# OZ32 collet



## Tony Wells (Aug 22, 2012)

I have this unusual collet chuck and a single collet for it, and I had always assumed it was an ER 50, but Franks post on the collet closer he was building got me to wondering about it. 


After a close look, I find it to be, not an ER series at all, but the best I can tell, an OZ series. Here's a couple of pictures of it.
	

		
			
		

		
	





Anyone out there with experience with OZ type collets and their availability? This collet chuck was a gift, and I have a single 1" collet, but am thinking about adding a few more sizes, and looking for a good source. This appears to be a European standard.


----------



## Sandro (Aug 23, 2012)

Hi Tony

I never heard of the OZ series of collets. Does look just like the ER series though.

Sandro


----------



## Tony Wells (Aug 23, 2012)

Hi Sandro. 

It's a new one on me too. It's listed as a DIN 6388, so I assume it's European. I got it with a Zayer manual mill. I doubt it , but I suppose it's possible that it was part of a tooling package that came with it. The mill is made in Spain, I believe. I haven't had any success in finding a manual for it yet. it's not all that old, 80's I'd guess, but now that Republic or Lagun, or whoever has taken over Zayer isn't too interested in the older manual mills. It's a #3, so it's not a small mill. It's collecting duct at the moment, and I'd like to go ahead and get it going. I ran it just enough to see that everything worked when I got it, and it seems fully functional. It's a 50 taper machine with a vertical head on it, but I'll set it up as a horizontal I think. I have all the hardware to do that.


----------



## Bill Gruby (Aug 23, 2012)

They are an import, Alibaba has them. Look close to ER collets;


----------



## Tony Wells (Aug 23, 2012)

I find all sorts of foreign sources, but nothing domestic, nor any importers.
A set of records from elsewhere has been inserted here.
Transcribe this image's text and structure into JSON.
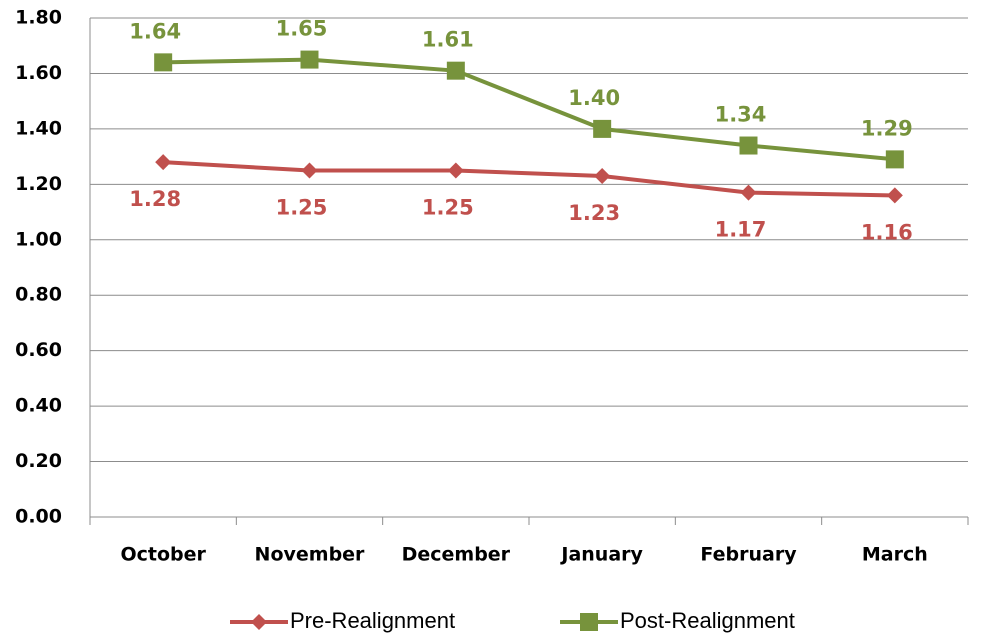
{
  "chart_data": {
    "type": "line",
    "categories": [
      "October",
      "November",
      "December",
      "January",
      "February",
      "March"
    ],
    "series": [
      {
        "name": "Pre-Realignment",
        "color": "#c0504d",
        "marker": "diamond",
        "values": [
          1.28,
          1.25,
          1.25,
          1.23,
          1.17,
          1.16
        ],
        "value_labels": [
          "1.28",
          "1.25",
          "1.25",
          "1.23",
          "1.17",
          "1.16"
        ]
      },
      {
        "name": "Post-Realignment",
        "color": "#77933c",
        "marker": "square",
        "values": [
          1.64,
          1.65,
          1.61,
          1.4,
          1.34,
          1.29
        ],
        "value_labels": [
          "1.64",
          "1.65",
          "1.61",
          "1.40",
          "1.34",
          "1.29"
        ]
      }
    ],
    "ylim": [
      0,
      1.8
    ],
    "yticks": [
      {
        "value": 0,
        "label": "0.00"
      },
      {
        "value": 0.2,
        "label": "0.20"
      },
      {
        "value": 0.4,
        "label": "0.40"
      },
      {
        "value": 0.6,
        "label": "0.60"
      },
      {
        "value": 0.8,
        "label": "0.80"
      },
      {
        "value": 1,
        "label": "1.00"
      },
      {
        "value": 1.2,
        "label": "1.20"
      },
      {
        "value": 1.4,
        "label": "1.40"
      },
      {
        "value": 1.6,
        "label": "1.60"
      },
      {
        "value": 1.8,
        "label": "1.80"
      }
    ],
    "grid": true,
    "legend": "bottom"
  }
}
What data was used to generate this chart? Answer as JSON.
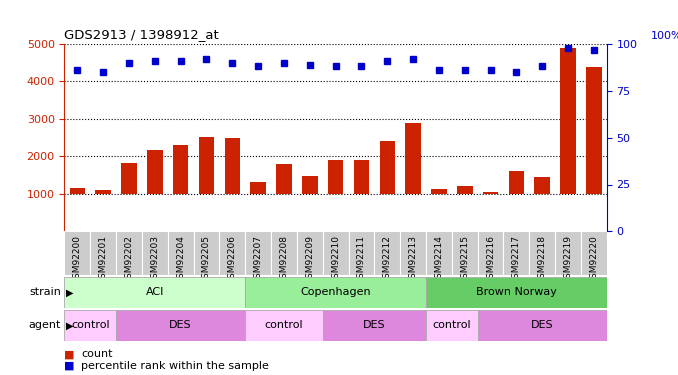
{
  "title": "GDS2913 / 1398912_at",
  "samples": [
    "GSM92200",
    "GSM92201",
    "GSM92202",
    "GSM92203",
    "GSM92204",
    "GSM92205",
    "GSM92206",
    "GSM92207",
    "GSM92208",
    "GSM92209",
    "GSM92210",
    "GSM92211",
    "GSM92212",
    "GSM92213",
    "GSM92214",
    "GSM92215",
    "GSM92216",
    "GSM92217",
    "GSM92218",
    "GSM92219",
    "GSM92220"
  ],
  "counts": [
    1150,
    1100,
    1820,
    2180,
    2300,
    2520,
    2490,
    1310,
    1790,
    1470,
    1910,
    1910,
    2420,
    2900,
    1130,
    1210,
    1050,
    1620,
    1460,
    4900,
    4380
  ],
  "percentiles": [
    86,
    85,
    90,
    91,
    91,
    92,
    90,
    88,
    90,
    89,
    88,
    88,
    91,
    92,
    86,
    86,
    86,
    85,
    88,
    98,
    97
  ],
  "ylim_left": [
    0,
    5000
  ],
  "ylim_right": [
    0,
    100
  ],
  "yticks_left": [
    1000,
    2000,
    3000,
    4000,
    5000
  ],
  "yticks_right": [
    0,
    25,
    50,
    75,
    100
  ],
  "bar_color": "#cc2200",
  "dot_color": "#0000cc",
  "bar_bottom": 1000,
  "strain_groups": [
    {
      "label": "ACI",
      "start": 0,
      "end": 6,
      "color": "#ccffcc"
    },
    {
      "label": "Copenhagen",
      "start": 7,
      "end": 13,
      "color": "#99ee99"
    },
    {
      "label": "Brown Norway",
      "start": 14,
      "end": 20,
      "color": "#66cc66"
    }
  ],
  "agent_groups": [
    {
      "label": "control",
      "start": 0,
      "end": 1,
      "color": "#ffccff"
    },
    {
      "label": "DES",
      "start": 2,
      "end": 6,
      "color": "#dd88dd"
    },
    {
      "label": "control",
      "start": 7,
      "end": 9,
      "color": "#ffccff"
    },
    {
      "label": "DES",
      "start": 10,
      "end": 13,
      "color": "#dd88dd"
    },
    {
      "label": "control",
      "start": 14,
      "end": 15,
      "color": "#ffccff"
    },
    {
      "label": "DES",
      "start": 16,
      "end": 20,
      "color": "#dd88dd"
    }
  ],
  "legend_count_color": "#cc2200",
  "legend_dot_color": "#0000cc",
  "title_color": "black",
  "left_axis_color": "#cc2200",
  "right_axis_color": "#0000cc",
  "tick_bg_color": "#cccccc",
  "right_axis_label": "100%"
}
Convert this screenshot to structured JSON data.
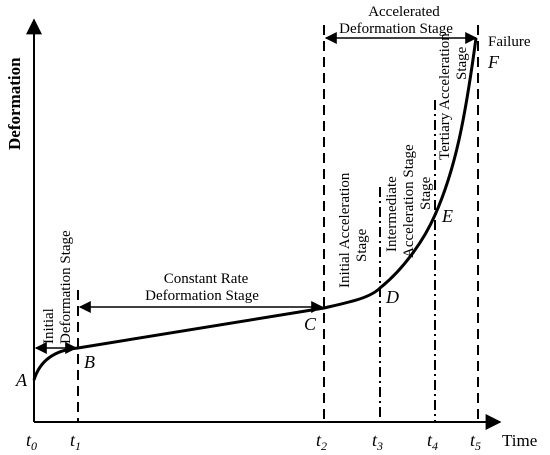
{
  "axes": {
    "y_label": "Deformation",
    "x_label": "Time"
  },
  "ticks": [
    {
      "base": "t",
      "sub": "0"
    },
    {
      "base": "t",
      "sub": "1"
    },
    {
      "base": "t",
      "sub": "2"
    },
    {
      "base": "t",
      "sub": "3"
    },
    {
      "base": "t",
      "sub": "4"
    },
    {
      "base": "t",
      "sub": "5"
    }
  ],
  "points": {
    "A": "A",
    "B": "B",
    "C": "C",
    "D": "D",
    "E": "E",
    "F": "F"
  },
  "failure_label": "Failure",
  "stages": {
    "initial_deformation": [
      "Initial",
      "Deformation Stage"
    ],
    "constant_rate": [
      "Constant Rate",
      "Deformation Stage"
    ],
    "accelerated": [
      "Accelerated",
      "Deformation Stage"
    ],
    "initial_acceleration": [
      "Initial Acceleration",
      "Stage"
    ],
    "intermediate_acceleration": [
      "Intermediate",
      "Acceleration Stage",
      "Stage"
    ],
    "tertiary_acceleration": [
      "Tertiary Acceleration",
      "Stage"
    ]
  }
}
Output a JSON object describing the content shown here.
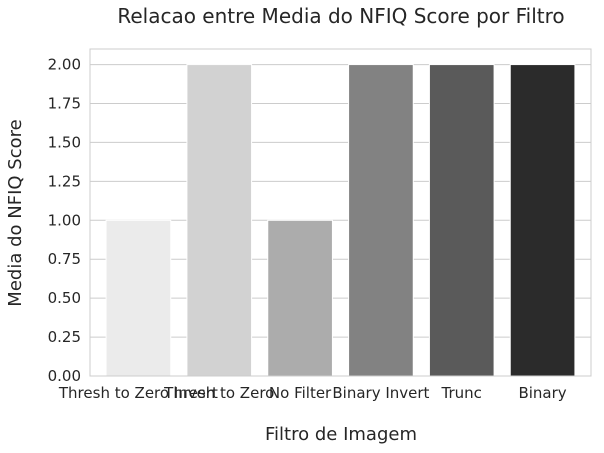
{
  "chart_data": {
    "type": "bar",
    "title": "Relacao entre Media do NFIQ Score por Filtro",
    "xlabel": "Filtro de Imagem",
    "ylabel": "Media do NFIQ Score",
    "categories": [
      "Thresh to Zero Invert",
      "Thresh to Zero",
      "No Filter",
      "Binary Invert",
      "Trunc",
      "Binary"
    ],
    "values": [
      1.0,
      2.0,
      1.0,
      2.0,
      2.0,
      2.0
    ],
    "colors": [
      "#ebebeb",
      "#d2d2d2",
      "#acacac",
      "#828282",
      "#5a5a5a",
      "#2b2b2b"
    ],
    "ylim": [
      0,
      2.1
    ],
    "yticks": [
      "0.00",
      "0.25",
      "0.50",
      "0.75",
      "1.00",
      "1.25",
      "1.50",
      "1.75",
      "2.00"
    ],
    "grid": "horizontal",
    "legend": "none"
  }
}
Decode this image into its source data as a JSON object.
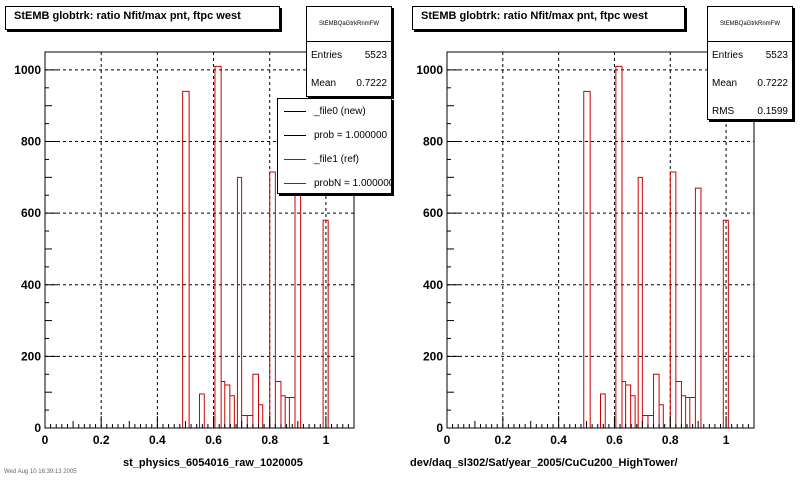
{
  "panels": [
    {
      "title": "StEMB globtrk: ratio Nfit/max pnt, ftpc west",
      "stats_name": "StEMBQaGtrkRnmFW",
      "stats": [
        {
          "label": "Entries",
          "value": "5523"
        },
        {
          "label": "Mean",
          "value": "0.7222"
        }
      ],
      "footer": "st_physics_6054016_raw_1020005",
      "legend": [
        {
          "label": "_file0 (new)",
          "color": "#000000"
        },
        {
          "label": "prob = 1.000000",
          "color": "#000000"
        },
        {
          "label": "_file1 (ref)",
          "color": "#cc0000"
        },
        {
          "label": "probN = 1.000000",
          "color": "#cc0000"
        }
      ]
    },
    {
      "title": "StEMB globtrk: ratio Nfit/max pnt, ftpc west",
      "stats_name": "StEMBQaGtrkRnmFW",
      "stats": [
        {
          "label": "Entries",
          "value": "5523"
        },
        {
          "label": "Mean",
          "value": "0.7222"
        },
        {
          "label": "RMS",
          "value": "0.1599"
        }
      ],
      "footer": "dev/daq_sl302/Sat/year_2005/CuCu200_HighTower/",
      "legend": []
    }
  ],
  "corner_text": "Wed Aug 10 16:39:13 2005",
  "chart_data": [
    {
      "type": "bar",
      "histogram": "step",
      "xlim": [
        0,
        1.1
      ],
      "ylim": [
        0,
        1050
      ],
      "xticks": [
        "0",
        "0.2",
        "0.4",
        "0.6",
        "0.8",
        "1"
      ],
      "yticks": [
        "0",
        "200",
        "400",
        "600",
        "800",
        "1000"
      ],
      "grid": true,
      "line_color": "#cc0000",
      "bins": [
        [
          0.49,
          0.513,
          940
        ],
        [
          0.55,
          0.567,
          95
        ],
        [
          0.605,
          0.627,
          1010
        ],
        [
          0.627,
          0.64,
          130
        ],
        [
          0.64,
          0.658,
          120
        ],
        [
          0.658,
          0.674,
          90
        ],
        [
          0.685,
          0.7,
          700
        ],
        [
          0.7,
          0.72,
          35
        ],
        [
          0.72,
          0.74,
          35
        ],
        [
          0.74,
          0.76,
          150
        ],
        [
          0.76,
          0.775,
          65
        ],
        [
          0.8,
          0.82,
          715
        ],
        [
          0.82,
          0.84,
          130
        ],
        [
          0.84,
          0.855,
          90
        ],
        [
          0.855,
          0.87,
          85
        ],
        [
          0.87,
          0.89,
          85
        ],
        [
          0.89,
          0.91,
          670
        ],
        [
          0.99,
          1.008,
          580
        ]
      ]
    },
    {
      "type": "bar",
      "histogram": "step",
      "xlim": [
        0,
        1.1
      ],
      "ylim": [
        0,
        1050
      ],
      "xticks": [
        "0",
        "0.2",
        "0.4",
        "0.6",
        "0.8",
        "1"
      ],
      "yticks": [
        "0",
        "200",
        "400",
        "600",
        "800",
        "1000"
      ],
      "grid": true,
      "line_color": "#cc0000",
      "bins": [
        [
          0.49,
          0.513,
          940
        ],
        [
          0.55,
          0.567,
          95
        ],
        [
          0.605,
          0.627,
          1010
        ],
        [
          0.627,
          0.64,
          130
        ],
        [
          0.64,
          0.658,
          120
        ],
        [
          0.658,
          0.674,
          90
        ],
        [
          0.685,
          0.7,
          700
        ],
        [
          0.7,
          0.72,
          35
        ],
        [
          0.72,
          0.74,
          35
        ],
        [
          0.74,
          0.76,
          150
        ],
        [
          0.76,
          0.775,
          65
        ],
        [
          0.8,
          0.82,
          715
        ],
        [
          0.82,
          0.84,
          130
        ],
        [
          0.84,
          0.855,
          90
        ],
        [
          0.855,
          0.87,
          85
        ],
        [
          0.87,
          0.89,
          85
        ],
        [
          0.89,
          0.91,
          670
        ],
        [
          0.99,
          1.008,
          580
        ]
      ]
    }
  ]
}
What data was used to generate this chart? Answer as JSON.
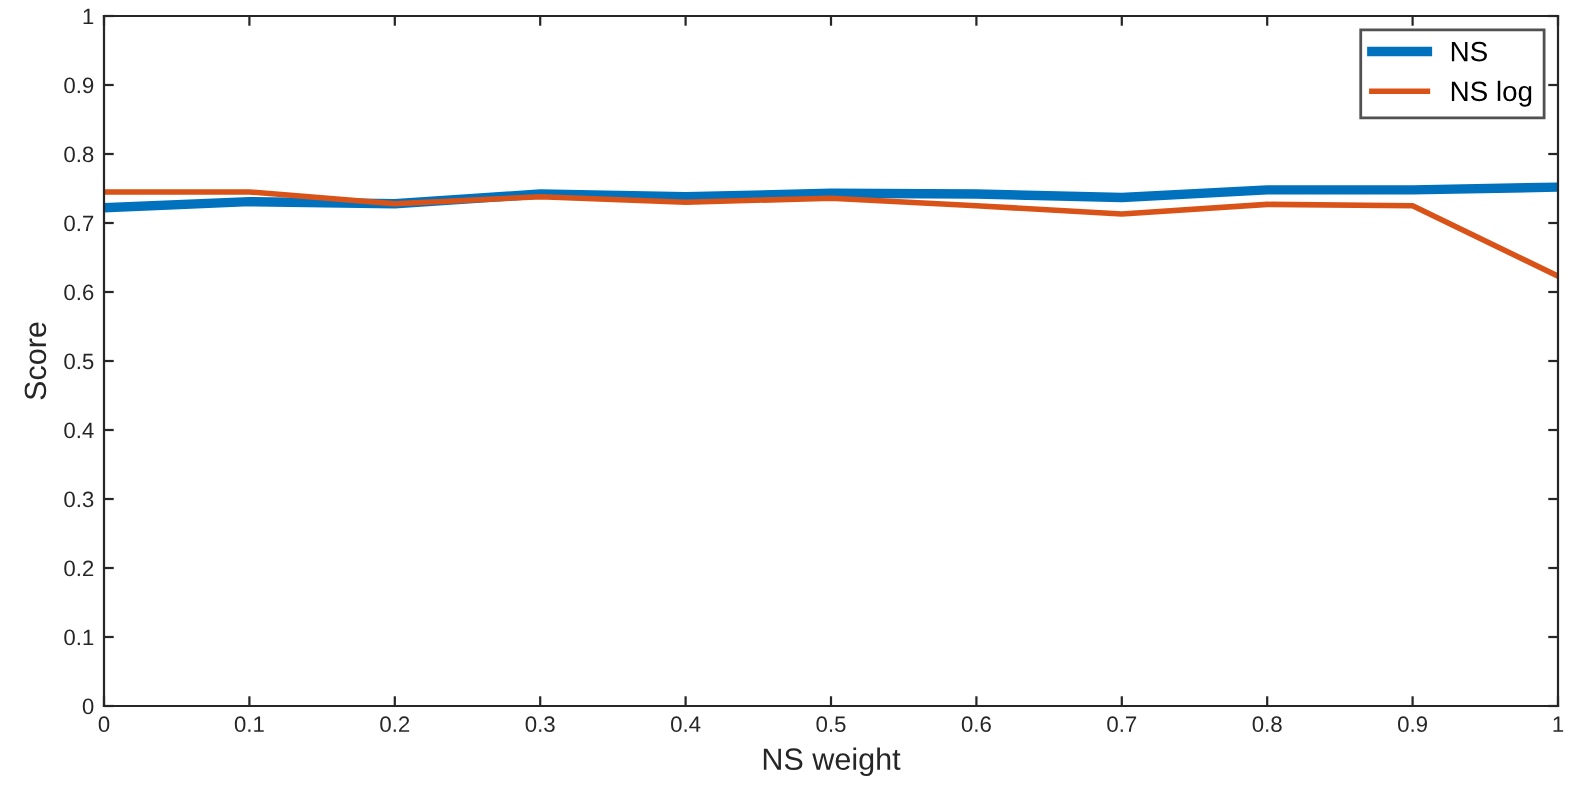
{
  "chart_data": {
    "type": "line",
    "xlabel": "NS weight",
    "ylabel": "Score",
    "x": [
      0,
      0.1,
      0.2,
      0.3,
      0.4,
      0.5,
      0.6,
      0.7,
      0.8,
      0.9,
      1
    ],
    "series": [
      {
        "name": "NS",
        "color": "#0072bd",
        "values": [
          0.722,
          0.731,
          0.728,
          0.742,
          0.738,
          0.743,
          0.742,
          0.737,
          0.748,
          0.748,
          0.752
        ]
      },
      {
        "name": "NS log",
        "color": "#d95319",
        "values": [
          0.745,
          0.745,
          0.728,
          0.738,
          0.73,
          0.736,
          0.725,
          0.713,
          0.727,
          0.725,
          0.623
        ]
      }
    ],
    "xlim": [
      0,
      1
    ],
    "xticks": [
      0,
      0.1,
      0.2,
      0.3,
      0.4,
      0.5,
      0.6,
      0.7,
      0.8,
      0.9,
      1
    ],
    "ylim": [
      0,
      1
    ],
    "yticks": [
      0,
      0.1,
      0.2,
      0.3,
      0.4,
      0.5,
      0.6,
      0.7,
      0.8,
      0.9,
      1
    ],
    "grid": false,
    "legend": "top right",
    "marker": "none",
    "line_style": "solid"
  }
}
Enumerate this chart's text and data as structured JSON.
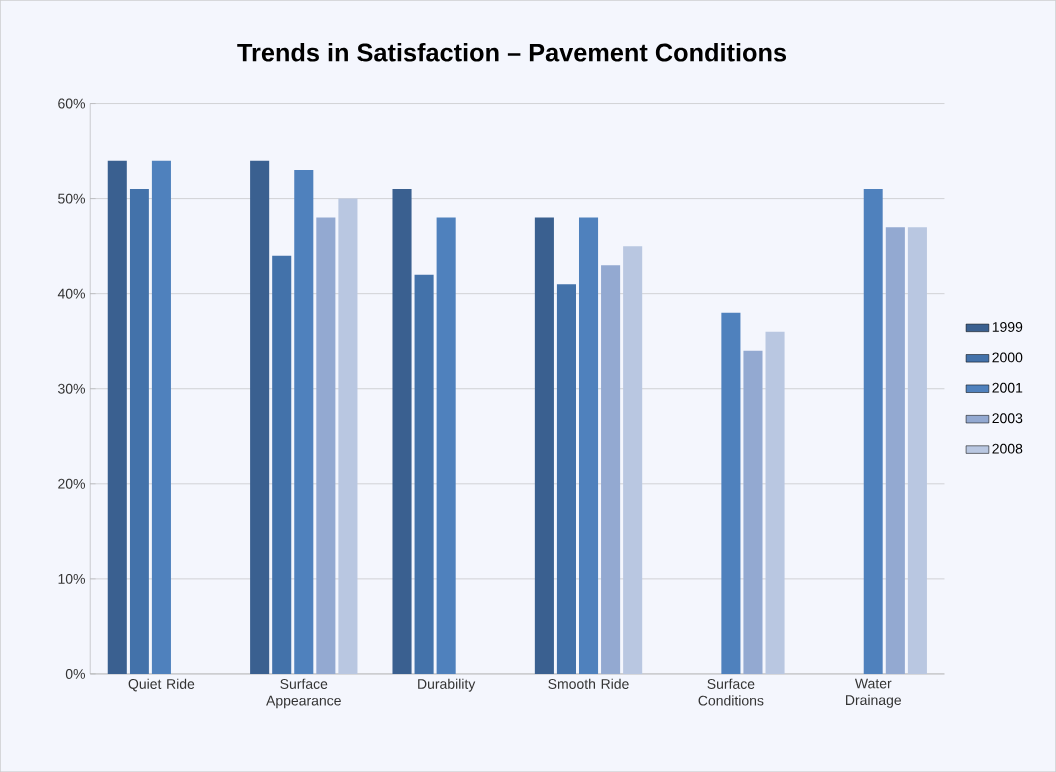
{
  "chart_data": {
    "type": "bar",
    "title": "Trends in Satisfaction – Pavement Conditions",
    "categories": [
      "Quiet Ride",
      "Surface Appearance",
      "Durability",
      "Smooth Ride",
      "Surface Conditions",
      "Water Drainage"
    ],
    "series": [
      {
        "name": "1999",
        "color": "#3a6090",
        "values": [
          54,
          54,
          51,
          48,
          null,
          null
        ]
      },
      {
        "name": "2000",
        "color": "#4372aa",
        "values": [
          51,
          44,
          42,
          41,
          null,
          null
        ]
      },
      {
        "name": "2001",
        "color": "#4f81bd",
        "values": [
          54,
          53,
          48,
          48,
          38,
          51
        ]
      },
      {
        "name": "2003",
        "color": "#93a9d1",
        "values": [
          null,
          48,
          null,
          43,
          34,
          47
        ]
      },
      {
        "name": "2008",
        "color": "#b9c7e1",
        "values": [
          null,
          50,
          null,
          45,
          36,
          47
        ]
      }
    ],
    "ylim": [
      0,
      60
    ],
    "yticks": [
      {
        "value": 0,
        "label": "0%"
      },
      {
        "value": 10,
        "label": "10%"
      },
      {
        "value": 20,
        "label": "20%"
      },
      {
        "value": 30,
        "label": "30%"
      },
      {
        "value": 40,
        "label": "40%"
      },
      {
        "value": 50,
        "label": "50%"
      },
      {
        "value": 60,
        "label": "60%"
      }
    ],
    "grid": "y",
    "legend": "right"
  }
}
http://www.industributiken.se/english/oz32-collet-din-6388-form-b-467-e.html


----------



## 7HC (Aug 23, 2012)

Tony Wells said:


> I find all sorts of foreign sources, but nothing domestic, nor any importers.
> 
> http://www.industributiken.se/english/oz32-collet-din-6388-form-b-467-e.html



They look as though they might be the same family as these SYOZ collets.





http://www.techniksusa.com/metal/cnadin.htm


M


----------



## Hawkeye (Aug 23, 2012)

The collet set that came with the Victoria turned out to be Oz. Not a complete set - no 1/16 sizes. I compared them with the R8 set I'd bought from a buddy last year. Also Oz, but complete. They all fit both collet holders.

Seem to work well enough. I did have an end mill pull out a bit on a cut in the R8 mill, but I make sure to tighten them a bit more since then.


----------



## 8ntsane (Aug 23, 2012)

Tony

I have a collet chuck with the brand name of Saimp . The set goes from 1/8 to 1 inch. The collets have the holes at the bottom of each slot as well. I wanted to replace a few of the collets a few yrs back, and that maker listed them as a DIN collet.

Its been a while now, but if memory serves, they where from Italy. And being my Mill is built in Italy, I would assume the tooling was shipped out with the mill.

I never replaced those collets, but still have the set in the original box that I use once in a while. I stopped using collet chucks when I recked my shoulder some yrs back. Just seemed like alot of work changing the collets.


----------



## Tony Wells (Aug 23, 2012)

Wow, not much on Google for Saimp collets. Italian machinery is similar in many ways to Spanish, so it wouldn't surprise me if they chose similar tooling packages. I'll just keep my eye on the bay, and maybe something will turn up.


----------